In December 2023, she was rushed to Logan Hospital in Stanford, Kentucky, by her husband, DJ, after he found her lying on the bathroom floor in pain, in and out of consciousness.
Lucinda had recently undergone a routine procedure to clear a kidney stone. However, another kidney stone had become infected, and as a result, Lucinda went into septic shock.
Lucinda had multiple organ failure, including kidneys, liver, and lungs. She required a ventilator, dialysis, and an ECMO heart-lung machine. She remained sedated for roughly a week.

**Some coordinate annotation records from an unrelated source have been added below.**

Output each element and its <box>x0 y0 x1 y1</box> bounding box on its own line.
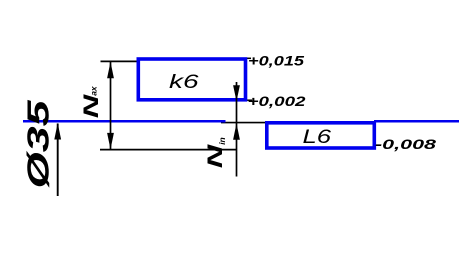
svg-text:ax: ax <box>89 85 99 96</box>
svg-text:+0,015: +0,015 <box>248 53 305 68</box>
svg-text:+0,002: +0,002 <box>248 94 307 109</box>
svg-text:Ø35: Ø35 <box>21 100 55 189</box>
svg-text:in: in <box>217 137 227 145</box>
svg-text:-0,008: -0,008 <box>375 137 437 152</box>
svg-text:N: N <box>80 94 103 119</box>
svg-text:L6: L6 <box>303 126 332 148</box>
svg-text:N: N <box>204 144 227 169</box>
svg-text:k6: k6 <box>169 71 199 93</box>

The efforts to keep her alive came at the expense of circulation to her arms and legs.
“It was basically life over limb,” DJ explained. “That circulation [in her arms and legs] never did come back.”

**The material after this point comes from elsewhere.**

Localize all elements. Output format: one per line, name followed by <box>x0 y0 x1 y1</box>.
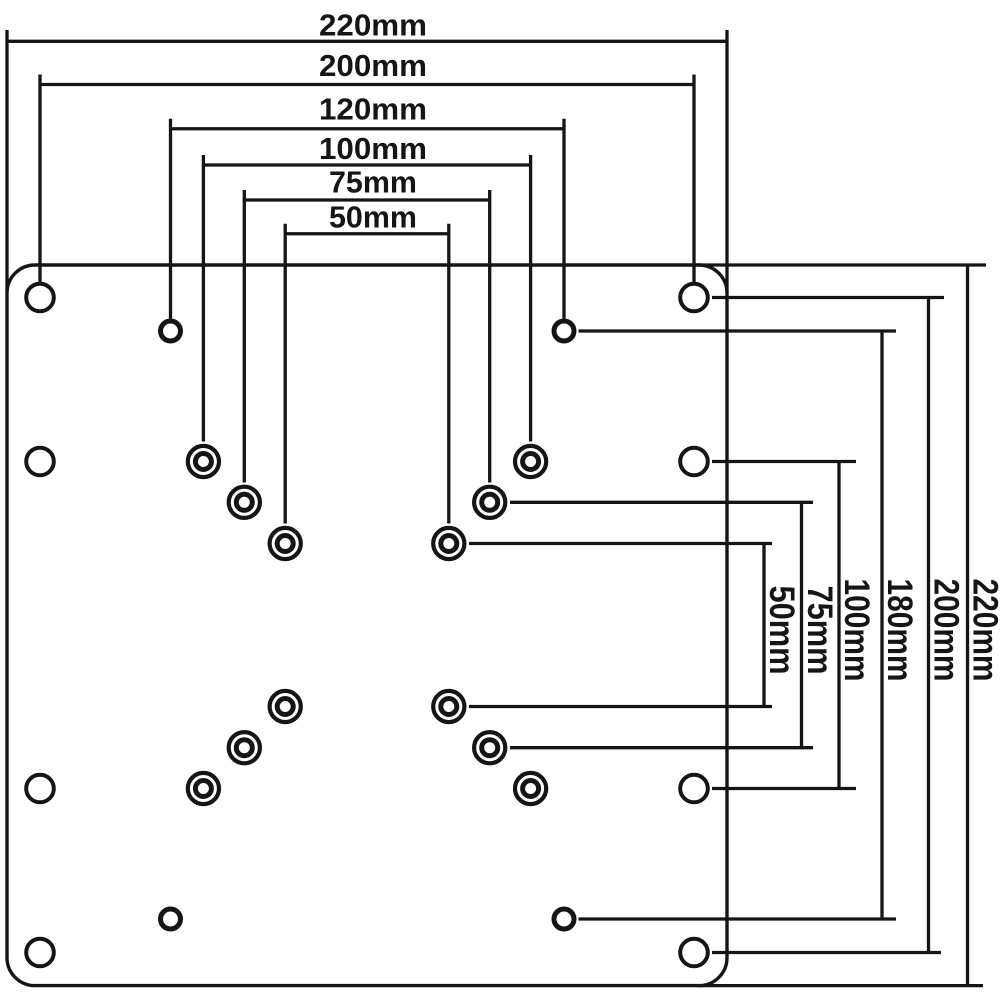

When Lucinda awoke from sedation, DJ told her that her legs would need to be amputated above the knee. Her response was remarkably calm.
“I just had this peace. I just felt this presence of God with me telling me it was going to be okay,” Lucinda recalled. “I was alive, and if that was the sacrifice that I had to make to be alive, I was okay with that. I wasn’t angry. I wasn’t upset.”
Lucinda’s hands and forearms will also need to be amputated.
“Without my faith, there’s just no way I could be where I’m at today,” she said.
Even more than the faith to continue, Lucinda has expressed a sense of purpose in her pain.
“I just felt that God chose me for this to happen and he was going to use me in a big way,” she told Daily Mail. “We’re not done with our story yet.”
Now back home in Waynesburg, Kentucky, Lucinda has begun adjusting to her new way of life with the help of her twin sister, Luci Smith, and mother, Reba Hatfield.
Despite the challenges that lie ahead, Lucinda is hopeful. She said that one of the first things she wanted to do after returning home from the hospital was to attend a service at her church, Ferguson Baptist Church.
“If one person from this can see God from all this, that made it all worth it,” Lucinda told LEX 18.
The Mullins are in the process of making adjustments to their home to accommodate Lucinda’s new physical limitations and are looking ahead to Lucinda’s life with prosthetic limbs.
Friends and community members have responded by donating to a GoFundMe campaign established to help cover the cost of these adjustments and other medical expenses.